Levi took her hand, kissed her cheek. “You”—he caught his breath—“you look beautiful.”
Lacey rose up on her tiptoes as if she’d burst into flight. Mother held the wine bottle like Dad would hold a hammer. He pulled Mother to him, nuzzled her neck, and took the bottle away from her.
And all I wanted to do was go to Moon Lake and dance one more time.
When they left, Mother uncorked the Tucker wine. “God, if this kills me, don’t let L. V. convince y’all to bury me in the peach orchard. And I don’t want the Slider Brothers playing at my funeral.” Mother winced like she’d stepped on a rusty nail. “I’m sorry, Paisley.”

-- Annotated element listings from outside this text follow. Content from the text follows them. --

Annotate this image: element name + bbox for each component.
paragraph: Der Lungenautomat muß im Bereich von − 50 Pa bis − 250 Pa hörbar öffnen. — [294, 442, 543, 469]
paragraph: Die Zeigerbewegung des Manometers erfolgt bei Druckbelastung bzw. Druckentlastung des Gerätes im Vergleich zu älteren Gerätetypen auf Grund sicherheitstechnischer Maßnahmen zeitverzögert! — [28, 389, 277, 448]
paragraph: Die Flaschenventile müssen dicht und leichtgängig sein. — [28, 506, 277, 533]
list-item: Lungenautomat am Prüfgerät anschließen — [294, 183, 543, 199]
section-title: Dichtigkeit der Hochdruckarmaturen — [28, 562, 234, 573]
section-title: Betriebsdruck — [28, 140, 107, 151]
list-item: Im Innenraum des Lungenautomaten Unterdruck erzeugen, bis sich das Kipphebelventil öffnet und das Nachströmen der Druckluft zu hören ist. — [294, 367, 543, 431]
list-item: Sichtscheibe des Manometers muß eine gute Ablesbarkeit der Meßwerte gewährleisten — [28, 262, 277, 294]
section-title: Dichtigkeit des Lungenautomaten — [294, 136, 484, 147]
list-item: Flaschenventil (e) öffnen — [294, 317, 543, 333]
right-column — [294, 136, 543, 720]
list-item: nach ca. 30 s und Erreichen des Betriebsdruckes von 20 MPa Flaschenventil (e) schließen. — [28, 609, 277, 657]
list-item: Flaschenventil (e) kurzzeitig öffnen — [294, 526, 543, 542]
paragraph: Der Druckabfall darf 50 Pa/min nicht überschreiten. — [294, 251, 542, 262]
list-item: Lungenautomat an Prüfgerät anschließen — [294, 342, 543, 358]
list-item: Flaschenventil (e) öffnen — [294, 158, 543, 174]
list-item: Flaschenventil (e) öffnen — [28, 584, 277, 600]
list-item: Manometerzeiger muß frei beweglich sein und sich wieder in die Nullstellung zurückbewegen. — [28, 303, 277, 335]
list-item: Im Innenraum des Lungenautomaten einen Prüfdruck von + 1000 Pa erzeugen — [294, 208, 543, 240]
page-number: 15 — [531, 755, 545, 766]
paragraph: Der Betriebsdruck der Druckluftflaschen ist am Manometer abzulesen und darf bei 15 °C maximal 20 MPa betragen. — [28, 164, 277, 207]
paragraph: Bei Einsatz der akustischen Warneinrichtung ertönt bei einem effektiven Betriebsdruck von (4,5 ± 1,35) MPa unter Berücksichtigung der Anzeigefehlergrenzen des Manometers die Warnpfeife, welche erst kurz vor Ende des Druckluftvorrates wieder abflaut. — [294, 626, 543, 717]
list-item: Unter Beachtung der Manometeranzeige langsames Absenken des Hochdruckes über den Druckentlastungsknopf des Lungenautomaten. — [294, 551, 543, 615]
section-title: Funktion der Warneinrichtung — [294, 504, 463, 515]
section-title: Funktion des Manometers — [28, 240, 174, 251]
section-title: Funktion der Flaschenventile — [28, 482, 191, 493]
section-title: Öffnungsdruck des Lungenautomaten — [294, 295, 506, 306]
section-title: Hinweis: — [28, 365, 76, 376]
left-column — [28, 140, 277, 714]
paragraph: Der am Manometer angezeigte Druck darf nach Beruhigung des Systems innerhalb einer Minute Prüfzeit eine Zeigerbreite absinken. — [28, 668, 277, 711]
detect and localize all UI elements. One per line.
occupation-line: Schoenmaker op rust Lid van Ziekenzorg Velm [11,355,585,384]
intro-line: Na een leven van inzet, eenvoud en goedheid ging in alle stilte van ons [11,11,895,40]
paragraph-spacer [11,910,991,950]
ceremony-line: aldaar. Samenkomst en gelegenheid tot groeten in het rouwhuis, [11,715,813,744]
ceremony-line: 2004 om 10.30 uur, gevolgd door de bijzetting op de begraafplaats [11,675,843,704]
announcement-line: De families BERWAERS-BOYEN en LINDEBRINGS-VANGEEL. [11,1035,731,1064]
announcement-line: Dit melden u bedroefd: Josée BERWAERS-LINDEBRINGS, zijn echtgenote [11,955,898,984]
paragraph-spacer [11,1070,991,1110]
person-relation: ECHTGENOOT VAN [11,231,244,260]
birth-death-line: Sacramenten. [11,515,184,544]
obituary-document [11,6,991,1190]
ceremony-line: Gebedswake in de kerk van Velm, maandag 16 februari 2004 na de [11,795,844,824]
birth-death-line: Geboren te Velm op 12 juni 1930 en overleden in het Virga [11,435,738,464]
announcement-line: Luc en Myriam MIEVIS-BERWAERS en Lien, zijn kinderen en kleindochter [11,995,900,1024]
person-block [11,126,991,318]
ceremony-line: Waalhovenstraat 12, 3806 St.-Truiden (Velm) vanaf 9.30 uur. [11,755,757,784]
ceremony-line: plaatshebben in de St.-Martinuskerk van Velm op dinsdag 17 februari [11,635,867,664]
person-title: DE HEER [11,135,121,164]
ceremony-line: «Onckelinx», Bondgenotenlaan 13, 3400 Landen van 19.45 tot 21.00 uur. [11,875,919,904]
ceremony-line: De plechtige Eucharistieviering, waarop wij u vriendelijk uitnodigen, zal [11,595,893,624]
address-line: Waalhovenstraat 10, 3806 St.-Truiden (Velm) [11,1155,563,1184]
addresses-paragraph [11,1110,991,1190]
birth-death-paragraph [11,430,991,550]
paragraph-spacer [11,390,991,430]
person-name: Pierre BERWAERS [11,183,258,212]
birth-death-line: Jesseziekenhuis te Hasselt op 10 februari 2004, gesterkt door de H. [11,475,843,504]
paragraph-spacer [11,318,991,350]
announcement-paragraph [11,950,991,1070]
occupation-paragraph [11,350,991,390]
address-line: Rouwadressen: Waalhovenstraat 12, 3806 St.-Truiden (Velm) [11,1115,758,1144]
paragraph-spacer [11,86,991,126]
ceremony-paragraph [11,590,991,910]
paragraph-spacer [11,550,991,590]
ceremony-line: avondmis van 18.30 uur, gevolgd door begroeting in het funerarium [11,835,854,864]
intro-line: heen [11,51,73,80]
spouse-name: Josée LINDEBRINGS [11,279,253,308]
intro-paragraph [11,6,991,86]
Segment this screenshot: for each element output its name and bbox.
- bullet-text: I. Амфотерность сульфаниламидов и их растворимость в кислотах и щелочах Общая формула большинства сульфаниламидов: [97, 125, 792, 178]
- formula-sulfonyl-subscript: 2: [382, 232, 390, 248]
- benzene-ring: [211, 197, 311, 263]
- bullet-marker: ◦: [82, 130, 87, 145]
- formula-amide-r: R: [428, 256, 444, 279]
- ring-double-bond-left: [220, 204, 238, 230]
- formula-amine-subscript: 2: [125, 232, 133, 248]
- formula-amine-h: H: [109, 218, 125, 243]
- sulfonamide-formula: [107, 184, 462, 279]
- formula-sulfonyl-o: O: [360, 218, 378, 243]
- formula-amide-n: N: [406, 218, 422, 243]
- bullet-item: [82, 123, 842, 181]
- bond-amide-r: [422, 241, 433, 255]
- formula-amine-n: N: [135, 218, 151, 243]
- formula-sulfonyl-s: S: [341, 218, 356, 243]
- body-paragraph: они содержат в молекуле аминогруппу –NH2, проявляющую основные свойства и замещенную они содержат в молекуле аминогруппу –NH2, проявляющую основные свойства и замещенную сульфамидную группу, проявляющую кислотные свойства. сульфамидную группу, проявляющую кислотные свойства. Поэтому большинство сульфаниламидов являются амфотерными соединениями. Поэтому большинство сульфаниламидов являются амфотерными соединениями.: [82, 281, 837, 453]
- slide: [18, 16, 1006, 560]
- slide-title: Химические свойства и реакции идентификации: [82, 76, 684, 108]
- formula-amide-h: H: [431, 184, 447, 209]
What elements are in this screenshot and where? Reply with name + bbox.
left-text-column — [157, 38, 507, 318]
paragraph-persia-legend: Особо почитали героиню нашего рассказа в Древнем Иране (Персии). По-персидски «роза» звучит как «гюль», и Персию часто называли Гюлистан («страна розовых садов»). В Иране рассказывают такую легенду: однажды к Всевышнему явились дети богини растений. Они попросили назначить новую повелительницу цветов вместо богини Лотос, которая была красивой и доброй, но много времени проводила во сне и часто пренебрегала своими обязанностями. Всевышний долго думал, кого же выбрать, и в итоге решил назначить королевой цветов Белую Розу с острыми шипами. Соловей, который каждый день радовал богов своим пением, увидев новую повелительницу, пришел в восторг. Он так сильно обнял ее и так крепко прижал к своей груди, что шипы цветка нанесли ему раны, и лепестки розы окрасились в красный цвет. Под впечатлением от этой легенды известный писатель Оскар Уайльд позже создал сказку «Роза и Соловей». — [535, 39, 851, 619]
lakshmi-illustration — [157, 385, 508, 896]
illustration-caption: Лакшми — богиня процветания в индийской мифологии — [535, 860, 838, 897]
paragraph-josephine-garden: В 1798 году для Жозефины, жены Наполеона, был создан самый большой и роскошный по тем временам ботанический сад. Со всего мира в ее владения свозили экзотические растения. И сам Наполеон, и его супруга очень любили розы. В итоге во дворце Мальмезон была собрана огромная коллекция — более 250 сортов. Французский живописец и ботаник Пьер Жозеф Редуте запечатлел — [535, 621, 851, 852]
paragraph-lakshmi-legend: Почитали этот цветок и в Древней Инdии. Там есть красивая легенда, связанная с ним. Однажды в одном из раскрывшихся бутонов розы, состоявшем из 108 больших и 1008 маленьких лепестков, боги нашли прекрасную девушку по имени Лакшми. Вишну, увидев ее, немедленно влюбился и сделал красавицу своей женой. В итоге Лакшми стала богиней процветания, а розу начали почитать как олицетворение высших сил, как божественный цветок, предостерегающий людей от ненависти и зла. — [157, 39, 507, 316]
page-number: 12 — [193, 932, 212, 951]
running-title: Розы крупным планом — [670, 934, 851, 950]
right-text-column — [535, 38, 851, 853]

“Please don’t apologize every time you talk about death.” I wondered when the sorrys would stop. If they ever would. I wanted to be able to remember Paradise without the memory always being punctuated by a sad-faced oopsie.
Mother mumbled to herself about Levi and Lacey and dating.
“If you hate Lacey going out with Levi so much, why’d you let her go?”
She looked at Dad. “Because regret is a hard thing to live with. That’s why.” She poured the wine in a glass and sniffed it. “I regret a lot of my choices, but not the big ones. I absolutely do not regret loving your dad or you girls.” Mother sipped the wine as if it were vinegar and pushed it away.
“She regrets not following through with her dream,” Dad spoke up. “She wanted to be a chef. And she could’ve done it too, but she put it all on the back burner for us.”
“Jack, stop.” Mother fidgeted.
“And your Texapalooza stunt got me to thinking.” He pulled a folded piece of paper from his wallet. “Lacey and I figured up the cost of her beauty school plus her community college tuition. Those folks at the Bible college appreciated the fancy food we catered.” Dad handed the paper to Mother. “They said they’d pay for you to cater their monthly concert.” He pointed. “The figure at the top is Lacey’s school. The figure in the middle is what Lacey told them you’d charge.”
“My gosh.” Mother’s eyes widened. “That’s high.”
I peeked. “Wow. That’s a Lacey number all right.”
“You’re worth that and more,” Dad said.
Mother moved her rhinestones and BeDazzler to the floor. “What’s this number at the bottom?”
“That’s the estimate on a kitchen renovation that I’m paying for, and you’ll need in order to get your catering company off the ground.”
Mother shook her head. “I can’t. The girls.”
“They’re growing up. You’ve always wanted to do this and the money can help pay for their school. I know you can be great.” Dad wound his arm around himself, rubbed his shoulder. “No excuses about Prosper County being too small or Dripping Springs being in the middle of nowhere. This is your time.”
Mother clutched the paper to her chest. Her face lit up with possibilities that she’d pushed down for years and years.
I had my drumsticks in my back pocket. Even though I hadn’t played in weeks, I kept them close because I was too afraid to put them down. Scared I’d never pick them back up.
I pulled them out. Gripped them.
Outside, the days were longer, and it was still plenty light in the west.
I called Waylon and Cal to meet me at the hangar. Cal answered the phone like I hadn’t talked to him in a year. “Hey, girl. It’s been a long time,” he said.
I set out. For the hangar. For the drums. For whatever the future held. Texapalooza wasn’t the dream come true; it was the dream taking off.